The expensive destination vacations at approximately $2000.
-everyone seems to travel a lot these days, or maybe we just think they do because we see it constantly on social media. It is pretty easy to get the urge to travel seeing everyone's cool pictures and videos and seeing how much fun they are always having in these exotic locations. But, do we really need to go on these holidays twice, thrice or even four times a year?? Let's give Joe a break and let him go on one destination holiday per year, but for his other yearly vacation he can drive to Moose Jaw and take a picture with the giant moose to make all of his friends jealous. The $2000/year in travel savings invested in his TFSA could grow to a considerable $559,000 by retirement. This could potentially pay out $52,700/year tax free in retirement! Not only could this afford Joe to take many exotic vacations during his golden years, but by simply cutting back on some travel expenses during his working years could possibly fund his entire retirement income needs. Pretty good chunk of change for Joe Cool I'd say.

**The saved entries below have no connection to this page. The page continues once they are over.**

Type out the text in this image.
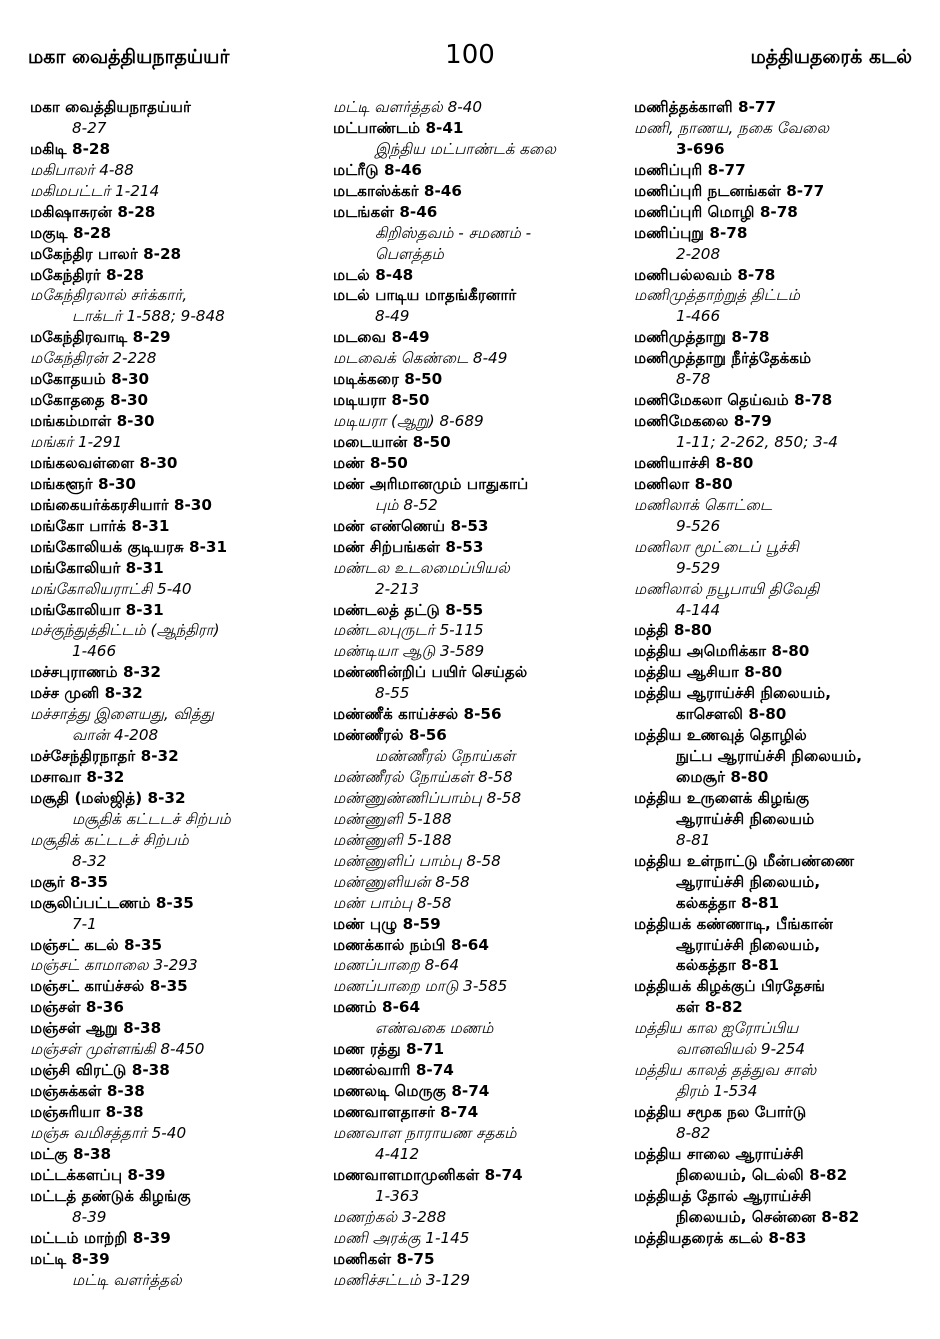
மகா வைத்தியநாதய்யர்	100	மத்தியதரைக் கடல்
மகா வைத்தியநாதய்யர்
8-27
மகிடி 8-28
மகிபாலர் 4-88
மகிமபட்டர் 1-214
மகிஷாசுரன் 8-28
மகுடி 8-28
மகேந்திர பாலர் 8-28
மகேந்திரர் 8-28
மகேந்திரலால் சர்க்கார்,
டாக்டர் 1-588; 9-848
மகேந்திரவாடி 8-29
மகேந்திரன் 2-228
மகோதயம் 8-30
மகோததை 8-30
மங்கம்மாள் 8-30
மங்கர் 1-291
மங்கலவள்ளை 8-30
மங்களூர் 8-30
மங்கையர்க்கரசியார் 8-30
மங்கோ பார்க் 8-31
மங்கோலியக் குடியரசு 8-31
மங்கோலியர் 8-31
மங்கோலியராட்சி 5-40
மங்கோலியா 8-31
மச்குந்துத்திட்டம் (ஆந்திரா)
1-466
மச்சபுராணம் 8-32
மச்ச முனி 8-32
மச்சாத்து இளையது, வித்து
வான் 4-208
மச்சேந்திரநாதர் 8-32
மசாவா 8-32
மசூதி (மஸ்ஜித்) 8-32
மசூதிக் கட்டடச் சிற்பம்
மசூதிக் கட்டடச் சிற்பம்
8-32
மசூர் 8-35
மசூலிப்பட்டணம் 8-35
7-1
மஞ்சட் கடல் 8-35
மஞ்சட் காமாலை 3-293
மஞ்சட் காய்ச்சல் 8-35
மஞ்சள் 8-36
மஞ்சள் ஆறு 8-38
மஞ்சள் முள்ளங்கி 8-450
மஞ்சி விரட்டு 8-38
மஞ்சுக்கள் 8-38
மஞ்சுரியா 8-38
மஞ்சு வமிசத்தார் 5-40
மட்கு 8-38
மட்டக்களப்பு 8-39
மட்டத் தண்டுக் கிழங்கு
8-39
மட்டம் மாற்றி 8-39
மட்டி 8-39
மட்டி வளர்த்தல்
மட்டி வளர்த்தல் 8-40
மட்பாண்டம் 8-41
இந்திய மட்பாண்டக் கலை
மட்ரீடு 8-46
மடகாஸ்க்கர் 8-46
மடங்கள் 8-46
கிறிஸ்தவம் - சமணம் -
பௌத்தம்
மடல் 8-48
மடல் பாடிய மாதங்கீரனார்
8-49
மடவை 8-49
மடவைக் கெண்டை 8-49
மடிக்கரை 8-50
மடியரா 8-50
மடியரா (ஆறு) 8-689
மடையான் 8-50
மண் 8-50
மண் அரிமானமும் பாதுகாப்
பும் 8-52
மண் எண்ணெய் 8-53
மண் சிற்பங்கள் 8-53
மண்டல உடலமைப்பியல்
2-213
மண்டலத் தட்டு 8-55
மண்டலபுருடர் 5-115
மண்டியா ஆடு 3-589
மண்ணின்றிப் பயிர் செய்தல்
8-55
மண்ணீக் காய்ச்சல் 8-56
மண்ணீரல் 8-56
மண்ணீரல் நோய்கள்
மண்ணீரல் நோய்கள் 8-58
மண்ணுண்ணிப்பாம்பு 8-58
மண்ணுளி 5-188
மண்ணுளி 5-188
மண்ணுளிப் பாம்பு 8-58
மண்ணுளியன் 8-58
மண் பாம்பு 8-58
மண் புழு 8-59
மணக்கால் நம்பி 8-64
மணப்பாறை 8-64
மணப்பாறை மாடு 3-585
மணம் 8-64
எண்வகை மணம்
மண ரத்து 8-71
மணல்வாரி 8-74
மணலடி மெருகு 8-74
மணவாளதாசர் 8-74
மணவாள நாராயண சதகம்
4-412
மணவாளமாமுனிகள் 8-74
1-363
மணற்கல் 3-288
மணி அரக்கு 1-145
மணிகள் 8-75
மணிச்சட்டம் 3-129
மணித்தக்காளி 8-77
மணி, நாணய, நகை வேலை
3-696
மணிப்புரி 8-77
மணிப்புரி நடனங்கள் 8-77
மணிப்புரி மொழி 8-78
மணிப்புறு 8-78
2-208
மணிபல்லவம் 8-78
மணிமுத்தாற்றுத் திட்டம்
1-466
மணிமுத்தாறு 8-78
மணிமுத்தாறு நீர்த்தேக்கம்
8-78
மணிமேகலா தெய்வம் 8-78
மணிமேகலை 8-79
1-11; 2-262, 850; 3-4
மணியாச்சி 8-80
மணிலா 8-80
மணிலாக் கொட்டை
9-526
மணிலா மூட்டைப் பூச்சி
9-529
மணிலால் நபூபாயி திவேதி
4-144
மத்தி 8-80
மத்திய அமெரிக்கா 8-80
மத்திய ஆசியா 8-80
மத்திய ஆராய்ச்சி நிலையம்,
காசௌலி 8-80
மத்திய உணவுத் தொழில்
நுட்ப ஆராய்ச்சி நிலையம்,
மைசூர் 8-80
மத்திய உருளைக் கிழங்கு
ஆராய்ச்சி நிலையம்
8-81
மத்திய உள்நாட்டு மீன்பண்ணை
ஆராய்ச்சி நிலையம்,
கல்கத்தா 8-81
மத்தியக் கண்ணாடி, பீங்கான்
ஆராய்ச்சி நிலையம்,
கல்கத்தா 8-81
மத்தியக் கிழக்குப் பிரதேசங்
கள் 8-82
மத்திய கால ஐரோப்பிய
வானவியல் 9-254
மத்திய காலத் தத்துவ சாஸ்
திரம் 1-534
மத்திய சமூக நல போர்டு
8-82
மத்திய சாலை ஆராய்ச்சி
நிலையம், டெல்லி 8-82
மத்தியத் தோல் ஆராய்ச்சி
நிலையம், சென்னை 8-82
மத்தியதரைக் கடல் 8-83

Okay, it's easy to see that Joe would be much better off in retirement if he was able to cut back his lattes and vacations. The ability to avoid FOMO temptation at an early age and redirect those savings for the future, taking full advantage of compounding interest is also a huge advantage for Joe Cool. A lot of people might counter this saying life is more enjoyable when you're young, so it's better to spend your money now and enjoy life today instead of waiting until you're "old". YOLO! (You Only Live Once)
Honestly, I can't really give a blanketed answer to the YOLO idea or the cartoon above as everyone has different situations, but I would take a wild guess that someone who is very active socially, enjoys going out, and enjoys travelling while young will likely also want to be active and travel in retirement instead of just sitting around collecting dust.
The key here then, would be creating a healthy balance of spending on your "wants" in life today and saving today for your "wants" in retirement. Completely withholding from life's luxuries including fancy coffees and tropical holidays obviously won't work for most. If you're able to create goals for yourself for the short and long term it will make it easier for you to see what you can truly afford to spend today and what you should also be saving for retirement at the same time. Like life, financial priorities also change over time, so once you set financial goals for yourself it is important to revisit these goals regularly and make changes if needed. Once your financial plan is in place, you should know exactly how much you are able to fall victim to FOMO from time to time. Happy Savings!